Такие моменты научили меня видеть свою страну глазами других. Мне напомнили о том, как мне повезло быть американцем и не принимать ни одно из этих благословений как должное. Я воочию убедился, какую силу наш пример оказывает на сердца и умы людей во всем мире. Но вместе с этим пришел и дополнительный урок: осознание того, чем мы рискуем, когда наши действия не соответствуют нашему образу и идеалам, какой гнев и обиду это может породить, какой ущерб нанести. Когда я слышал, как индонезийцы рассказывали о сотнях тысяч убитых в результате переворота, который, по общему мнению, при поддержке ЦРУ привел к власти военную диктатуру в 1967 году, или слушал латиноамериканских активистов-экологов, рассказывающих о том, как американские компании загрязняют их страны. Я чувствовал, что защита Америки слабеет, видел бреши в броне, которые, я был уверен, со временем сделают нашу страну менее безопасной.

Это двойное видение, как и мой цвет кожи, отличало меня от предыдущих президентов. Для моих сторонников это была определяющая сила внешней политики, позволявшая мне усиливать влияние Америки во всем мире и предвидеть проблемы, которые могут возникнуть в результате непродуманной политики. Для моих недоброжелателей это было свидетельством слабости, создавая возможность того, что я могу колебаться в продвижении американских интересов из-за недостатка убеждений или даже разделенной лояльности. Для некоторых моих сограждан это было гораздо хуже. То, что сын чернокожего африканца с мусульманским именем и социалистическими идеями обосновался в Белом доме со всей мощью американского правительства под его командованием, было именно тем, от чего они хотели защититься.

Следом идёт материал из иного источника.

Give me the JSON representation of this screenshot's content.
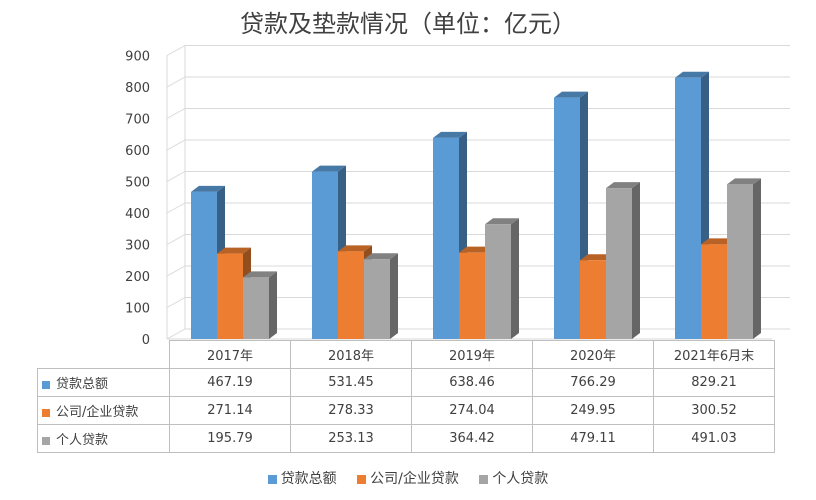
{
  "chart_data": {
    "type": "bar",
    "title": "贷款及垫款情况（单位：亿元）",
    "categories": [
      "2017年",
      "2018年",
      "2019年",
      "2020年",
      "2021年6月末"
    ],
    "series": [
      {
        "name": "贷款总额",
        "color": "#5b9bd5",
        "values": [
          467.19,
          531.45,
          638.46,
          766.29,
          829.21
        ]
      },
      {
        "name": "公司/企业贷款",
        "color": "#ed7d31",
        "values": [
          271.14,
          278.33,
          274.04,
          249.95,
          300.52
        ]
      },
      {
        "name": "个人贷款",
        "color": "#a5a5a5",
        "values": [
          195.79,
          253.13,
          364.42,
          479.11,
          491.03
        ]
      }
    ],
    "yticks": [
      "0",
      "100",
      "200",
      "300",
      "400",
      "500",
      "600",
      "700",
      "800",
      "900"
    ],
    "ylim": [
      0,
      900
    ],
    "grid": true,
    "legend": "bottom",
    "table": {
      "values_text": [
        [
          "467.19",
          "531.45",
          "638.46",
          "766.29",
          "829.21"
        ],
        [
          "271.14",
          "278.33",
          "274.04",
          "249.95",
          "300.52"
        ],
        [
          "195.79",
          "253.13",
          "364.42",
          "479.11",
          "491.03"
        ]
      ]
    }
  }
}
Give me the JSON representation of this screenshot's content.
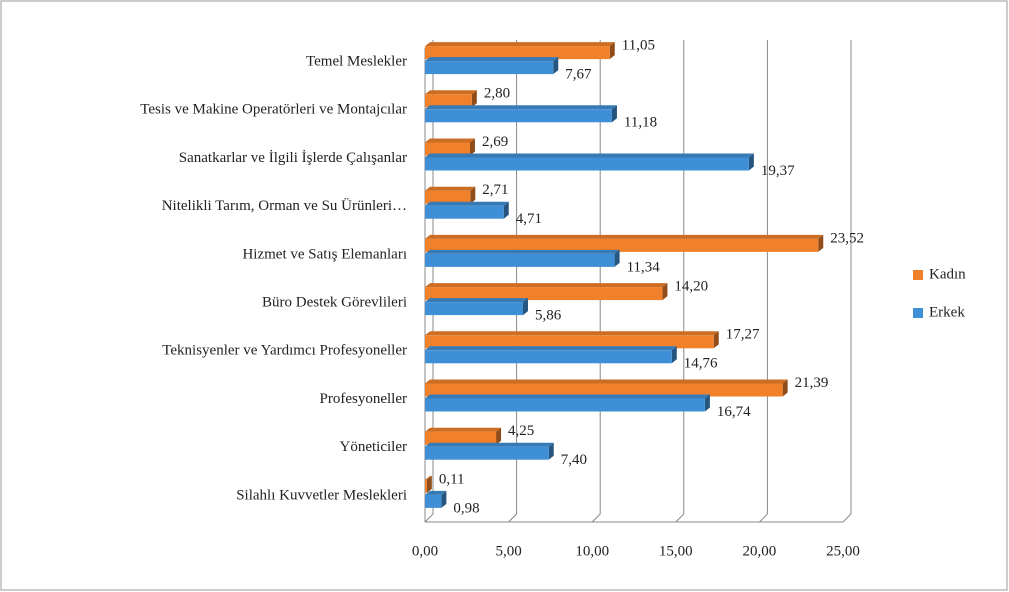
{
  "chart_data": {
    "type": "bar",
    "orientation": "horizontal",
    "categories": [
      "Temel Meslekler",
      "Tesis ve Makine Operatörleri ve Montajcılar",
      "Sanatkarlar ve İlgili İşlerde Çalışanlar",
      "Nitelikli Tarım, Orman ve Su Ürünleri…",
      "Hizmet ve Satış Elemanları",
      "Büro Destek Görevlileri",
      "Teknisyenler ve Yardımcı Profesyoneller",
      "Profesyoneller",
      "Yöneticiler",
      "Silahlı Kuvvetler Meslekleri"
    ],
    "series": [
      {
        "name": "Kadın",
        "color": "#f0802a",
        "values": [
          11.05,
          2.8,
          2.69,
          2.71,
          23.52,
          14.2,
          17.27,
          21.39,
          4.25,
          0.11
        ],
        "value_labels": [
          "11,05",
          "2,80",
          "2,69",
          "2,71",
          "23,52",
          "14,20",
          "17,27",
          "21,39",
          "4,25",
          "0,11"
        ]
      },
      {
        "name": "Erkek",
        "color": "#3f8fd6",
        "values": [
          7.67,
          11.18,
          19.37,
          4.71,
          11.34,
          5.86,
          14.76,
          16.74,
          7.4,
          0.98
        ],
        "value_labels": [
          "7,67",
          "11,18",
          "19,37",
          "4,71",
          "11,34",
          "5,86",
          "14,76",
          "16,74",
          "7,40",
          "0,98"
        ]
      }
    ],
    "xlim": [
      0,
      25
    ],
    "xticks": [
      {
        "value": 0,
        "label": "0,00"
      },
      {
        "value": 5,
        "label": "5,00"
      },
      {
        "value": 10,
        "label": "10,00"
      },
      {
        "value": 15,
        "label": "15,00"
      },
      {
        "value": 20,
        "label": "20,00"
      },
      {
        "value": 25,
        "label": "25,00"
      }
    ],
    "grid": true,
    "legend": "right"
  }
}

Что касается старших членов моей команды по национальной безопасности, то все они в той или иной степени считали себя интернационалистами: Они считали, что американское лидерство необходимо для того, чтобы мир двигался в лучшем направлении, и что наше влияние проявляется в разных формах. Даже более либеральные члены моей команды, такие как Денис, не испытывали никаких сомнений по поводу использования "жесткой силы" для борьбы с террористами и презирали левых критиков, которые зарабатывали на жизнь, обвиняя Соединенные Штаты в каждой проблеме по всему миру. Между тем, наиболее "ястребиные" члены моей команды понимали важность общественной дипломатии и считали использование так называемой "мягкой силы", такой как иностранная помощь и программы обмена студентами, важными составляющими эффективной внешней политики США.

Вопрос заключался в акценте. Насколько мы должны заботиться о людях за пределами наших границ, и насколько мы должны беспокоиться о наших собственных гражданах? Насколько наша судьба связана с судьбой людей за рубежом? В какой степени Америка должна быть связана с многосторонними институтами, такими как Организация Объединенных Наций, и в какой степени мы должны идти в одиночку, преследуя свои собственные интересы? Должны ли мы присоединиться к авторитарным правительствам, которые помогут удержать возможный хаос, или более разумной долгосрочной игрой будет поддержка сил демократических реформ?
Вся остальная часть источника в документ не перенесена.